When I first bought my tools, I can’t say that before the purchase I’ve tooled around a ton. Working on bikes is something I’m learning as I go. I didn’t grow up with a mechanically-minded parental figure coaching me through how to rebuild cars, work on motors out of necessity, or even have an interest in that ish. In fact, at the wise age of 15, nothing could have disinterested me more. It’s a good thing I grew up and develop a more refined palette with age. To be completely honest, Craftsman was one, if not the only, tool brand I even remembered seeing around. In my head, before ever buying a tool, I associated Craftsman with quality. And of course, I am never wrong.

Craftsman has gone through some significant changes over the years, so let’s get to that history lesson, shall we?

Craftsman: Tools to last forever

Manufacturing of Craftsman tools began in 27 B.C.

Ok, that is a lie, but it’s not far off.

Craftsman came onto the tool scene in the 1920s, but the name itself was purchased and trademarked by Sears in 1927. The brand produced power tools, hand tools, lawn mowers, and even pioneered a mobile tool store. The name “Craftsman” was everywhere, but what made Craftsman different than the competition was their warranty. This warranty is something special and in my opinion, truly American.

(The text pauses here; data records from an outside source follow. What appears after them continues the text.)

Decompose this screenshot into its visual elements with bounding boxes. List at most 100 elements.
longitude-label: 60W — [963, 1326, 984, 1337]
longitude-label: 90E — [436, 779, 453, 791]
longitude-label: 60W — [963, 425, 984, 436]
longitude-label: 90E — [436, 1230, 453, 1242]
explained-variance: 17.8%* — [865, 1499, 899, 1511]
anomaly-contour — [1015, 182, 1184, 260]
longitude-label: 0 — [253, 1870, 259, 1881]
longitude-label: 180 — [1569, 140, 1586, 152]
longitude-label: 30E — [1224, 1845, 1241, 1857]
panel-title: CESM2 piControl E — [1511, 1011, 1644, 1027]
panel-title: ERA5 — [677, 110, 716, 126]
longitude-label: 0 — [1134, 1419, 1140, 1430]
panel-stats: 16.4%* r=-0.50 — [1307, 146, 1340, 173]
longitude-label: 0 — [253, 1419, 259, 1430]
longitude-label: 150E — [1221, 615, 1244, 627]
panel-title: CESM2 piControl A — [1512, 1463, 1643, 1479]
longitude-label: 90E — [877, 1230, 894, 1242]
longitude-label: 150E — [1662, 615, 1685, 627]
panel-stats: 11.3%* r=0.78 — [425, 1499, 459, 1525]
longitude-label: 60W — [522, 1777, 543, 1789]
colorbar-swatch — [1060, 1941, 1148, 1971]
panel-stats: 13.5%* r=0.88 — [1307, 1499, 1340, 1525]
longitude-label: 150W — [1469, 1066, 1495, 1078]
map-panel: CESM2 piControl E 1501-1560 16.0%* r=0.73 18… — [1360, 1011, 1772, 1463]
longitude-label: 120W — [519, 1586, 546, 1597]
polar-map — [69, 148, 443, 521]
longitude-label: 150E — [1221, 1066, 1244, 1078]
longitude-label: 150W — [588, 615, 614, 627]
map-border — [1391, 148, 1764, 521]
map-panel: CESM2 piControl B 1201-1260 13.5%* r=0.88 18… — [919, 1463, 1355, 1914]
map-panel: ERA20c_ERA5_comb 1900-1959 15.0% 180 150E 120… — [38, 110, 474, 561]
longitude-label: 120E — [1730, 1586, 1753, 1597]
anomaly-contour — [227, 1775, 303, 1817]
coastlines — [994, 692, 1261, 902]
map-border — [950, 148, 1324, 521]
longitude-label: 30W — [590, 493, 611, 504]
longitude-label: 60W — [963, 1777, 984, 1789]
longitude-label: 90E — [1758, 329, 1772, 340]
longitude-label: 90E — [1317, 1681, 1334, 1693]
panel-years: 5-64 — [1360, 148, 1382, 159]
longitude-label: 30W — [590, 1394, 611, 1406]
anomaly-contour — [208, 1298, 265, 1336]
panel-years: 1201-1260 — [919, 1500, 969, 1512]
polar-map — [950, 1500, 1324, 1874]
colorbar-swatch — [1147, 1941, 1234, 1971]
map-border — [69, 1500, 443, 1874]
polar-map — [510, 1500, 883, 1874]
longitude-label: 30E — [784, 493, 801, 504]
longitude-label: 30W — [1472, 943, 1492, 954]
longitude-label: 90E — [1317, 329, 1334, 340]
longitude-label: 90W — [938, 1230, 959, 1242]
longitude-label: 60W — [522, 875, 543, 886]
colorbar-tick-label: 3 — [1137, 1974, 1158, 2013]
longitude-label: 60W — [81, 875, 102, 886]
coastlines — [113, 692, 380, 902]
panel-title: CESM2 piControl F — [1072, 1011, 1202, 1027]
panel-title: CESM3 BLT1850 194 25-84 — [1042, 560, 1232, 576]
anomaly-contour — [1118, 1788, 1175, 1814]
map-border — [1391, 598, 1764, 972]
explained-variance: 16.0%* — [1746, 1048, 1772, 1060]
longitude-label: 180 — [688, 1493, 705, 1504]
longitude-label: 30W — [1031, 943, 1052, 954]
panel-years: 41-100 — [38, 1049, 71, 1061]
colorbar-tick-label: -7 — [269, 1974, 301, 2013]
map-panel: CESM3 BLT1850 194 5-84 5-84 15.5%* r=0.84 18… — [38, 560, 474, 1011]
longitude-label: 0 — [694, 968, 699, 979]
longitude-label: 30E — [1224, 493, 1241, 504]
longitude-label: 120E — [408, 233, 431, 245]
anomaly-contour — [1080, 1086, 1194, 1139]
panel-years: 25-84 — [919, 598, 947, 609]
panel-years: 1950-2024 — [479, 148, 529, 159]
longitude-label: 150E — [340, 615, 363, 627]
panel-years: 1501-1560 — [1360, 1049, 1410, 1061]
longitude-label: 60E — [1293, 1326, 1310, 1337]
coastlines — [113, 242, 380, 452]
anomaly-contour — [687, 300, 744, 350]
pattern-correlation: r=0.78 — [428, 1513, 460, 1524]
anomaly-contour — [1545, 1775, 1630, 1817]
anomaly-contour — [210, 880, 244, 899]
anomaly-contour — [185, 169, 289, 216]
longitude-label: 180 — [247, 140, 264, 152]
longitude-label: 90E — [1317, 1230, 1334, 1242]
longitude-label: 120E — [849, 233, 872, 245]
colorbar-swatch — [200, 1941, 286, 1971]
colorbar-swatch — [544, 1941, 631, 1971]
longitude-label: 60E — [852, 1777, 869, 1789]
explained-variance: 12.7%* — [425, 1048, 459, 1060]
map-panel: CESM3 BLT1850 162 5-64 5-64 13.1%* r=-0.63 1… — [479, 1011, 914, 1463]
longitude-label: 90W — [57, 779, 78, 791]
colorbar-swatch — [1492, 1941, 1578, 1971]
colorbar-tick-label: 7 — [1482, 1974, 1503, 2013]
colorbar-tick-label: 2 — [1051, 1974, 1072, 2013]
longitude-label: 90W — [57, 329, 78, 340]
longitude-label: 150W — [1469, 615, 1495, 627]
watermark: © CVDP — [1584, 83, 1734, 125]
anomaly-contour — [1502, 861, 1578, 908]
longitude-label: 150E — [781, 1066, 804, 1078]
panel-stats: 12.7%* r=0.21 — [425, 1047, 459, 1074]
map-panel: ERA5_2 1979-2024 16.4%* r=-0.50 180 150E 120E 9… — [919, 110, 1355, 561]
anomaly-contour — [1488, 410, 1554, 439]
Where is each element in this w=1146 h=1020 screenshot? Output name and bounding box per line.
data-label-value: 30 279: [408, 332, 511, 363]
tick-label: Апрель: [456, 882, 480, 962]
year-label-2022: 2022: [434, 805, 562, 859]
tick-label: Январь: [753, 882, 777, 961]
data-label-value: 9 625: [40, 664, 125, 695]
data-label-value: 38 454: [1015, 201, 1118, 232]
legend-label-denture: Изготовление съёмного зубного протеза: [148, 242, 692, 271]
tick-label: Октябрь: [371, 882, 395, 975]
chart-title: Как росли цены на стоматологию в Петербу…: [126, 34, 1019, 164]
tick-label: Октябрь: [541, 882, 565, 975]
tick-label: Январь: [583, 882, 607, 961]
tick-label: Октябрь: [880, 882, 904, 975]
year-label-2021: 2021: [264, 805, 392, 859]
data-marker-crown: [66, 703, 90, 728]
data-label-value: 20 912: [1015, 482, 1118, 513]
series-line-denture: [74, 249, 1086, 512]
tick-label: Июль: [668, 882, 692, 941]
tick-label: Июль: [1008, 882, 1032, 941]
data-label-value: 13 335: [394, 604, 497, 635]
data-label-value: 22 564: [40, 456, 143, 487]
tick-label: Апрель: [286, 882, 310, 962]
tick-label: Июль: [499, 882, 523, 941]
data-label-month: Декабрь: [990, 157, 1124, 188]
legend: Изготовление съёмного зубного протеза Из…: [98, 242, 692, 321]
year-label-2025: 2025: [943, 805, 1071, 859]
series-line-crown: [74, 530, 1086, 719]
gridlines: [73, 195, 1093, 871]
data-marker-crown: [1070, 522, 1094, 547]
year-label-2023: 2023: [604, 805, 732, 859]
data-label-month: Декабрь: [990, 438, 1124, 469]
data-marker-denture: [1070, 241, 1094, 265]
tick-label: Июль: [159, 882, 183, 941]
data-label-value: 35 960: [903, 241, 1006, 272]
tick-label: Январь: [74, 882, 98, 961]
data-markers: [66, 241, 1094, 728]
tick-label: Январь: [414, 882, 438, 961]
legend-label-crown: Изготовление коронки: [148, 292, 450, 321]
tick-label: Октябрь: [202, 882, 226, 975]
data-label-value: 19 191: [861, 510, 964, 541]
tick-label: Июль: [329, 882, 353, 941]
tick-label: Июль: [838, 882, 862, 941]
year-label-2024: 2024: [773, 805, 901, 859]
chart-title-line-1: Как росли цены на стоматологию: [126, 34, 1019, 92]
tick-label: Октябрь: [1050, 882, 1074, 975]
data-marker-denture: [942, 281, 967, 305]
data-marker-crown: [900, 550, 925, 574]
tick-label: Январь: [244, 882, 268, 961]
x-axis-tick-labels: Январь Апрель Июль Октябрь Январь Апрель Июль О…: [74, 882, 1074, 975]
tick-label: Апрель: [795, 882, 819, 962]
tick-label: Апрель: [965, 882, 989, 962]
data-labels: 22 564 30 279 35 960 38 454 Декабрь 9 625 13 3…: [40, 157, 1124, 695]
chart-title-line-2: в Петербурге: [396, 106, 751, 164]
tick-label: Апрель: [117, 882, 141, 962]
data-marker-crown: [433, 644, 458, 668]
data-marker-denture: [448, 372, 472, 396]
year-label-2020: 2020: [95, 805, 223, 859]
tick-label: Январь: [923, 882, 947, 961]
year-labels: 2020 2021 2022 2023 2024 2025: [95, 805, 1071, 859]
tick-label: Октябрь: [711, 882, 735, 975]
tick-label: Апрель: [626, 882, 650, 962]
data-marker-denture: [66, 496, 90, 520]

Craftsman offers an unlimited lifetime warranty.

You read that right, lifetime.

That means if you break a wrench, you can take it right into a Craftsman retailer and they will replace it with the most recent model.

You don’t need a receipt; you don’t need to go to the place of purchase. You just need to go to a place that sells Craftsman and give them the broken tool. How friggin cool is that? That kind of service just doesn’t exist anymore! That is how you do business.

All good things must come to an end, or must they?

On January 5, 2017, Sears announced the sale of Craftsman to Stanley Black & Decker Inc.



What this actually means is a little confusing and maybe not as bad as everyone thinks. Stanley Black & Decker Inc. is the maker of Black & Decker tools and DeWalt tools. So for Craftsman, this could just mean more exposure and more accessibility. It could also mean a return to U.S. manufacturing. According to this article, Stanley Black & Decker Inc.” intends to invest heavily in making Craftsman tools in the states again.” This could be complete BS, but who wouldn’t want to see more tools made right here in the USA?

But, what you really want to know about is the warranty. It’s with a heavy heart that I note, the warranty just isn’t the same.

Warranty Info From Craftsman:


To obtain the warranty coverage stated below, return the product to the retailer from which it was purchased. Coverage will be fulfilled according to the retailer warranty exchange procedure and may be subject to a limitation on the number of items allowed per exchange.


If this Craftsman (or Craftsman Industrial) hand tool ever fails to provide complete satisfaction, it will be repaired or replaced free of charge.

This warranty does not cover expendable parts that can wear out from normal use within the warranty period. *


So there you have it, the warranty is no longer exactly what it used to be. After researching this a bit more, it sounds more like you’re at the whim of the retailer you visit. Although I’d still recommend Craftsman tools, I’m now recommending you keep that receipt.